Only around 1% or less of graduates from top schools (the Ivy League, MIT, Caltech, Stanford, UC Berkeley, UCLA, etc) end up with 6 figures of debt. In the Ivy League about 80% graduate with no debt. At top non-Ivy League schools average debt ranges from about $13k (MIT) to around $30k (CMU).

Even when you expand to include all schools instead of just top schools, 6 figure debt is rare. Average is about $27k for public universities, $34k for private non-profit universities, and $40k for private for-profit schools.

If someone has 6 figure debt from school they odds are overwhelming that it is from law school or medical school.

I wonder how many excellent students from non-rich families who could easily get into a top school for low cost or even free don't even bother applying because they have heard that myth of widespread 6 figure debt?

Those numbers are wrong. Here [1] are the latest data from the government. The average debt is $40k across all borrowers for Federal loans. Federal loans are about 90% of all loans, so you can easily bump that up to $45-$50k after also factoring in private loans. And most of that lending is done at predatory rates, even from the government, with the average well above 6% for undergraduate loans, and significantly higher for loans beyond that. So you're looking at $45k debt with compounding interest at 6%+ rates in the average case. And the average case is obviously not people going to higher end and more desirable institutions, where the degree is going to be much more valuable, but the debt is going to be much higher.

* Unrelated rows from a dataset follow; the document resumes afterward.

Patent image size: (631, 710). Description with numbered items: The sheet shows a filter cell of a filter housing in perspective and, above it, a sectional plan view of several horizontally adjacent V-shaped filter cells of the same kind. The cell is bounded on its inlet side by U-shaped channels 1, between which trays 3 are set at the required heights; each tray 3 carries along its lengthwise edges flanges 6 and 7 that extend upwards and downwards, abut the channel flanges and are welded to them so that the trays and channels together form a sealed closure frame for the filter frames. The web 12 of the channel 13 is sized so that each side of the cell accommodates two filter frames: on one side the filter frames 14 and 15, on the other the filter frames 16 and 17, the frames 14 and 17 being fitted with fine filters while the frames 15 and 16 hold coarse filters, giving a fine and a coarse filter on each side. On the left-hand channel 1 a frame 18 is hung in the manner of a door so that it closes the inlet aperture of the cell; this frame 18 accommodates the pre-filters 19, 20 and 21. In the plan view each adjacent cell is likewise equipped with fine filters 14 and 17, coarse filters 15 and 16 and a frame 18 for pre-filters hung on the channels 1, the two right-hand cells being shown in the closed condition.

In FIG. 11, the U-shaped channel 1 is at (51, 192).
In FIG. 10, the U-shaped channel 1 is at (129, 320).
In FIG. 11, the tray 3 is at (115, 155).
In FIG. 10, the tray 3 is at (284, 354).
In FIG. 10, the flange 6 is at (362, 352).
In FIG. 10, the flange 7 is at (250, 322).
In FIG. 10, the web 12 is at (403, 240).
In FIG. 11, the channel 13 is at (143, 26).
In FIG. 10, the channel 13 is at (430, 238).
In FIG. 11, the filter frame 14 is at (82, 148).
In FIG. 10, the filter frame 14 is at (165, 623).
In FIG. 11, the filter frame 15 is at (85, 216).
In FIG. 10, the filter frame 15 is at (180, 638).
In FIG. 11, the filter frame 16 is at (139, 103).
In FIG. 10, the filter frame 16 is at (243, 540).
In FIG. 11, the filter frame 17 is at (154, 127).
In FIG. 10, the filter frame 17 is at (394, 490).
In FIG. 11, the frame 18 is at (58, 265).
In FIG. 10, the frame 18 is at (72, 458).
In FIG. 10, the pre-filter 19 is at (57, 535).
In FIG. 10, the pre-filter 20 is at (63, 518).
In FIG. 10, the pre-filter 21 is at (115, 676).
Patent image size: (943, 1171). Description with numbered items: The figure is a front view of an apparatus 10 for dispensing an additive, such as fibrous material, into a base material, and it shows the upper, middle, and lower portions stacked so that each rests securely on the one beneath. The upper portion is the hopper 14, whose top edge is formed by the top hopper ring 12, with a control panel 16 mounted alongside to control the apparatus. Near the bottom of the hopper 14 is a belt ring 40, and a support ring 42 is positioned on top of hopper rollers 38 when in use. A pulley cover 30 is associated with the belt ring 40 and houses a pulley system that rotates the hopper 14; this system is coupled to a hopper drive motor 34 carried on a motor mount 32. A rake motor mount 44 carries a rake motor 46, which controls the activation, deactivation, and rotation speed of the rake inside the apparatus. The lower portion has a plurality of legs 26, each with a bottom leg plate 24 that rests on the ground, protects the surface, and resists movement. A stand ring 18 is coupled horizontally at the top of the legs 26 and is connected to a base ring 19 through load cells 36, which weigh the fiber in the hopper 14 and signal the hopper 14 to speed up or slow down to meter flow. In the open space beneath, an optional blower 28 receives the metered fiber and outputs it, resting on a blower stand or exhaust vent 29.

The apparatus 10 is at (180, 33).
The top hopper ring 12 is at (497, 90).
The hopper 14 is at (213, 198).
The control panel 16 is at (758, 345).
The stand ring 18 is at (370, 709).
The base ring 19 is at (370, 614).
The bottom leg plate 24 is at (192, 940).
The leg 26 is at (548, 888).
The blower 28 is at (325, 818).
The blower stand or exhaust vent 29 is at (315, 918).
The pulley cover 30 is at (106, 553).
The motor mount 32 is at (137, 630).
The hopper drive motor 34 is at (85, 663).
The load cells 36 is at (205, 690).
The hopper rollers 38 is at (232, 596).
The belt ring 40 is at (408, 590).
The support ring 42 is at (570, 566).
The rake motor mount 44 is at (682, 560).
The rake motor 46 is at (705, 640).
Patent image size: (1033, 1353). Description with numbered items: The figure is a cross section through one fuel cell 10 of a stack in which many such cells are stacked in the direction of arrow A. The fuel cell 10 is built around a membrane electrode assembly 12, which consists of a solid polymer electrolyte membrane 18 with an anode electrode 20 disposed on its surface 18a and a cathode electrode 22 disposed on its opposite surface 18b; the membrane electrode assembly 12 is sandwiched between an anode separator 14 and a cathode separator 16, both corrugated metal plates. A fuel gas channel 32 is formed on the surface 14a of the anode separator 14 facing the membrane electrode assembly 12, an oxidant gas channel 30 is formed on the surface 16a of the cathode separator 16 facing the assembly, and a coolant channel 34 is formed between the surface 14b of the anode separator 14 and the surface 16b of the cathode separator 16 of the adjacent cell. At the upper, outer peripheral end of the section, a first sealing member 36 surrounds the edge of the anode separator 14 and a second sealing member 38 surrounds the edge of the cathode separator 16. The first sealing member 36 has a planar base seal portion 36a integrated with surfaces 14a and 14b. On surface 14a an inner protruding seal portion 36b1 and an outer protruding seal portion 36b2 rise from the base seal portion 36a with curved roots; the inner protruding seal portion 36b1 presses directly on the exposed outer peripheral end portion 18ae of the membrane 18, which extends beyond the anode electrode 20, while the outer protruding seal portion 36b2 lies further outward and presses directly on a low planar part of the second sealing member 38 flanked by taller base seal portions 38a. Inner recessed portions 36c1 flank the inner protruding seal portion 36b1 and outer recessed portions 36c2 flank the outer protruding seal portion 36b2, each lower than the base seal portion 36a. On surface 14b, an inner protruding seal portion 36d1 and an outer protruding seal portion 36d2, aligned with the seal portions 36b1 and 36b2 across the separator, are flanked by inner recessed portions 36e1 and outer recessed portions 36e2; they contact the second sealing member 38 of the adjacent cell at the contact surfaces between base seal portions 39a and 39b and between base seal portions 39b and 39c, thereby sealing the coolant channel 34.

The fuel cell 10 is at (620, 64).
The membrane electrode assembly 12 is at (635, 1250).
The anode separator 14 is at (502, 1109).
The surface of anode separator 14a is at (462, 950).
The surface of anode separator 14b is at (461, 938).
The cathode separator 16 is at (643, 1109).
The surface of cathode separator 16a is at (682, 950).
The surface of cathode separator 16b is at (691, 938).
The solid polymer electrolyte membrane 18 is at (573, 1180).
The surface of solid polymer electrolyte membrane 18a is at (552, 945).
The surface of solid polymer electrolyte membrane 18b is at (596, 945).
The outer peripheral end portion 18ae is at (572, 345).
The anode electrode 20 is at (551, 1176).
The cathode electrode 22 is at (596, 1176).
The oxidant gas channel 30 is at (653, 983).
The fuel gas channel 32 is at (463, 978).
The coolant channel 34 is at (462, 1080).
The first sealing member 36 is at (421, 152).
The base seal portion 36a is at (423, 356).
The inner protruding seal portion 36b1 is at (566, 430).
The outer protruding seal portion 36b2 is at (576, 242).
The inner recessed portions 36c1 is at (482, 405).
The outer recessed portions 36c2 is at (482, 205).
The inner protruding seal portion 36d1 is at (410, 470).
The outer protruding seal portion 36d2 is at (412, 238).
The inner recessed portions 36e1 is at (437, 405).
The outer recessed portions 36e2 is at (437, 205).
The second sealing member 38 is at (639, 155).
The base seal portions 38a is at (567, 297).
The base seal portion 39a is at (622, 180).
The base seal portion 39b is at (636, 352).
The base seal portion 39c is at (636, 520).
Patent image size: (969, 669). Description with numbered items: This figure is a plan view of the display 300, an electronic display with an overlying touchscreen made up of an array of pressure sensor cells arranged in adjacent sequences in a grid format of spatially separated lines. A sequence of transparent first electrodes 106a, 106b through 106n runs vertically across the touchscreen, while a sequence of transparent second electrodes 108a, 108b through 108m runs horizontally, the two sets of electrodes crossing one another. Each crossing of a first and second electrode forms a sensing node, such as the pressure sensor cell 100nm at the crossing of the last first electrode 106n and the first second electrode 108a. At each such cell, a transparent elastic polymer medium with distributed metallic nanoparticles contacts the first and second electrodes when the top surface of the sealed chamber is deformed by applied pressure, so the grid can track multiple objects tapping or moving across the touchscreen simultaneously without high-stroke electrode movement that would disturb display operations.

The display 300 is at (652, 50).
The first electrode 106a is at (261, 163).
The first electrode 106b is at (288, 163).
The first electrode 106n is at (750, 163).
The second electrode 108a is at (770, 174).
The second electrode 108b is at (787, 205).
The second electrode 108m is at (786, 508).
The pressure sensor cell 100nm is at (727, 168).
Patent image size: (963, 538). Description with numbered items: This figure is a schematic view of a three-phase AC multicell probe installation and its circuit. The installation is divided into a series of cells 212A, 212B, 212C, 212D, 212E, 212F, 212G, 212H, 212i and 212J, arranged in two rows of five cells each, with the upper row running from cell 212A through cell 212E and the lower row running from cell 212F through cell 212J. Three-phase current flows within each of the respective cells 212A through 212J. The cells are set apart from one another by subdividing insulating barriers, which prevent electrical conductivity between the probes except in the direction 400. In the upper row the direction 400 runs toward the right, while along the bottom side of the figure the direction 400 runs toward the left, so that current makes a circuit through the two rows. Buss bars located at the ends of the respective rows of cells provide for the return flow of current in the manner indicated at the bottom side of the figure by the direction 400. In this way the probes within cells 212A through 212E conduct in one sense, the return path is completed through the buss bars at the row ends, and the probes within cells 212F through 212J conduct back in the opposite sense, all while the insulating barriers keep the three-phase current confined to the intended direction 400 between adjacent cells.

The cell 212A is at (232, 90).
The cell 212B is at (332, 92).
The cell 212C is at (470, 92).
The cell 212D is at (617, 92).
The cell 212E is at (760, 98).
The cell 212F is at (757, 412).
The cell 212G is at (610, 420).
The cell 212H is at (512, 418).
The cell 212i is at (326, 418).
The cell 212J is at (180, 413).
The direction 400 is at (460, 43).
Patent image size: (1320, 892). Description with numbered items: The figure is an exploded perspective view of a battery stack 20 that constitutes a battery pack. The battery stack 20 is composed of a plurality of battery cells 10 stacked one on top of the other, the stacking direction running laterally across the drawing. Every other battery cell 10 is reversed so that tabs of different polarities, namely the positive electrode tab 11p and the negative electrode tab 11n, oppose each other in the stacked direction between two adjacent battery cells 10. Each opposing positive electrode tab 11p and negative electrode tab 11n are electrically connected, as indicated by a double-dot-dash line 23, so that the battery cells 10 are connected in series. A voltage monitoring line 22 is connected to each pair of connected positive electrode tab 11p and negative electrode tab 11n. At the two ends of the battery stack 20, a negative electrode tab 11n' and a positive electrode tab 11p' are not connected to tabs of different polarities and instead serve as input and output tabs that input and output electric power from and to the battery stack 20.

The reason debt is low at the most elite institutions is in part because the student body comes from disproportionately wealthy families and in part because most/all of these schools offer tuition free learning and other non-loan assistance for students from "low-income" families. At MIT "low-income" is defined as less than $200k. Any student who's viably able to be accepted to such institutions would be well aware of such things, but 99% aren't - so it's largely just as irrelevant as their debt figures.